I rolled my eyes. I had no idea what “mouthfeel” meant, but I certainly wasn’t going to give Xander the satisfaction of asking. He loved to show off his wine knowledge to me because oenology was one of the very few fields that he knew more about than I did. He rummaged around the wall until he found the bottle, coated in a fine layer of dust. Rubbing it with the hem of his polo, he explained to me that back in the year of our birth, the Bordeaux region of France was incredibly hot—crazy, record-breaking hot—and also incredibly dry, with droughts that didn’t break until mid-August. This meant that most of the wines from that year and that region turned out to be crap. But this one, he said, was meant to be, for complex reasons having to do with clay and soil and shade and shadow, utterly sublime.

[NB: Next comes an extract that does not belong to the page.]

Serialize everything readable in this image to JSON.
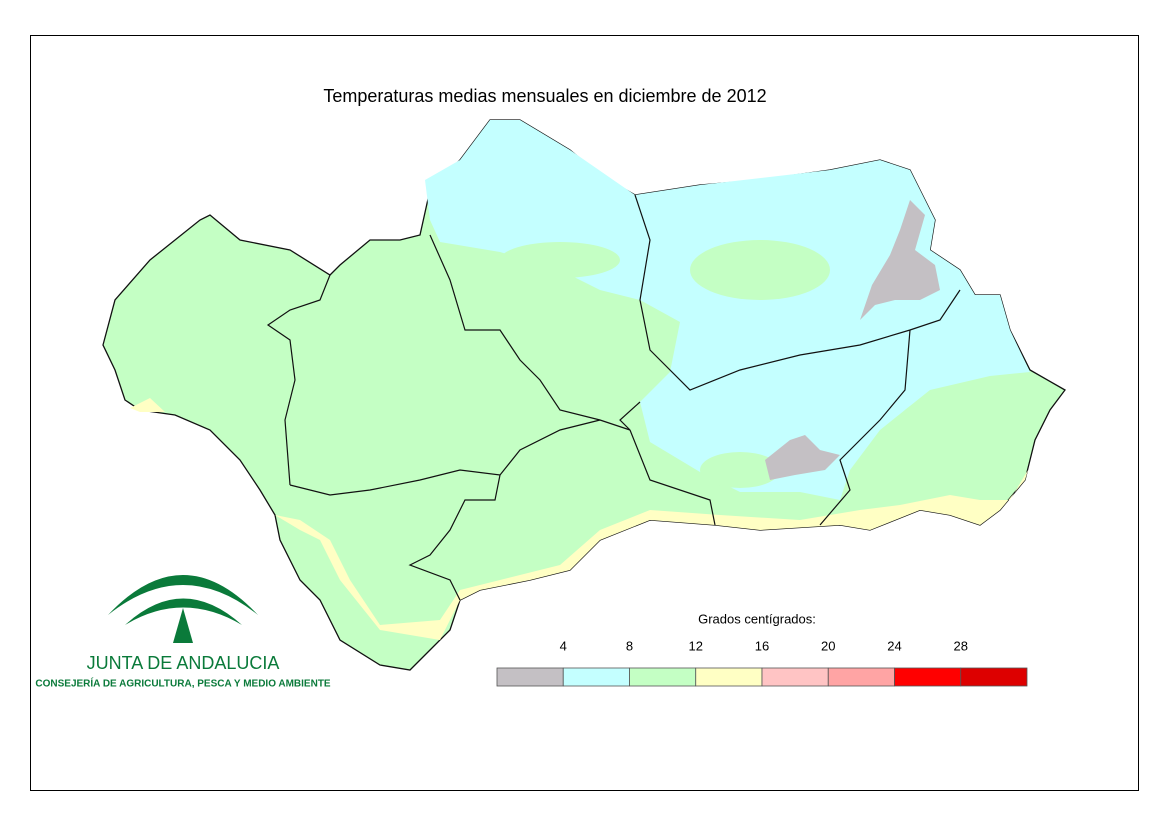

“I don’t think we should do this,” I told him. “By the time you turn twenty-one, you might not hate your dad anymore.”

But it was too late. Xander had already sliced off the foil at the top and was attacking the cork with an opener he’d lifted off a hook on the wall. There were crystal-stemmed glasses above us, hanging upside down and twinkling like chandeliers, but he took the first swig straight from the bottle.

“Whoa,” he said, handing it to me and closing his eyes as he swallowed. “Incroyable.”

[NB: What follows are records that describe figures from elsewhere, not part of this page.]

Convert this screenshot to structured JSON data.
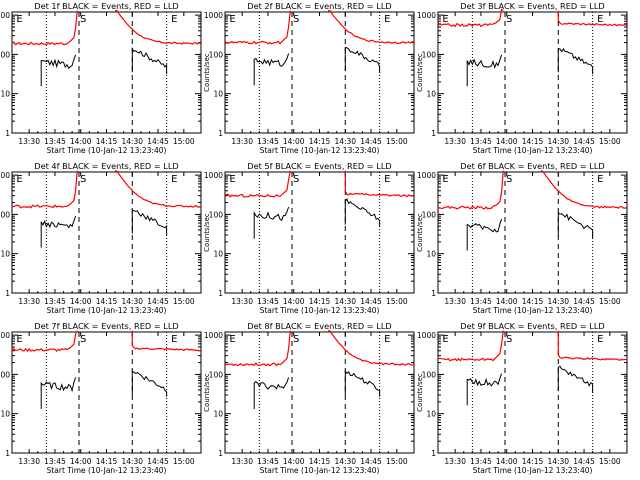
{
  "shared": {
    "xlabel": "Start Time (10-Jan-12 13:23:40)",
    "ylabel": "Counts/sec",
    "x_ticks": [
      "13:30",
      "13:45",
      "14:00",
      "14:15",
      "14:30",
      "14:45",
      "15:00"
    ],
    "y_ticks": [
      "1",
      "10",
      "100",
      "1000"
    ],
    "colors": {
      "events": "#000000",
      "lld": "#ff0000"
    },
    "x_range_min": [
      -10,
      100
    ],
    "y_range": [
      1,
      1200
    ],
    "y_scale": "log",
    "markers": {
      "S": "S",
      "E": "E"
    }
  },
  "chart_data": [
    {
      "type": "line",
      "title": "Det 1f BLACK = Events, RED = LLD",
      "lld_level": 190,
      "events_level": 70,
      "wall": false
    },
    {
      "type": "line",
      "title": "Det 2f BLACK = Events, RED = LLD",
      "lld_level": 200,
      "events_level": 75,
      "wall": false
    },
    {
      "type": "line",
      "title": "Det 3f BLACK = Events, RED = LLD",
      "lld_level": 560,
      "events_level": 70,
      "wall": true
    },
    {
      "type": "line",
      "title": "Det 4f BLACK = Events, RED = LLD",
      "lld_level": 160,
      "events_level": 65,
      "wall": false
    },
    {
      "type": "line",
      "title": "Det 5f BLACK = Events, RED = LLD",
      "lld_level": 300,
      "events_level": 110,
      "wall": true
    },
    {
      "type": "line",
      "title": "Det 6f BLACK = Events, RED = LLD",
      "lld_level": 150,
      "events_level": 55,
      "wall": false
    },
    {
      "type": "line",
      "title": "Det 7f BLACK = Events, RED = LLD",
      "lld_level": 420,
      "events_level": 60,
      "wall": true
    },
    {
      "type": "line",
      "title": "Det 8f BLACK = Events, RED = LLD",
      "lld_level": 180,
      "events_level": 60,
      "wall": false
    },
    {
      "type": "line",
      "title": "Det 9f BLACK = Events, RED = LLD",
      "lld_level": 240,
      "events_level": 75,
      "wall": true
    }
  ]
}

If someone had told Xander that twenty-year-aged Cheetos were a delicacy, he would have eaten a handful and had the same reaction. The thing about Xander was that he had no mind of his own—no real taste. I thought to myself, as I took the bottle from him, that I couldn’t wait to get out into the world, the big world, the world outside of high school, where I could meet guys who actually knew something about life and didn’t have to fake it.

I took a long drink of the stuff, and you know what I tasted?

Dirt.

Heat.

Dry wind.

Gravel and clay and loam and worms.

I know, it sounds disgusting, right?

It wasn’t.

It was, in fact, incroyable.

I kept thinking, as we passed the bottle back and forth, our lips and tongues staining red, that this Bordeaux from France was bottled when Xander and I were just a couple of newborns who’d never hurt anyone or done anything wrong, who were made of nothing but love and milk and hope and promise. The wine was an inversion of us. It just kept getting better and better, while Xander and I kept getting worse and worse.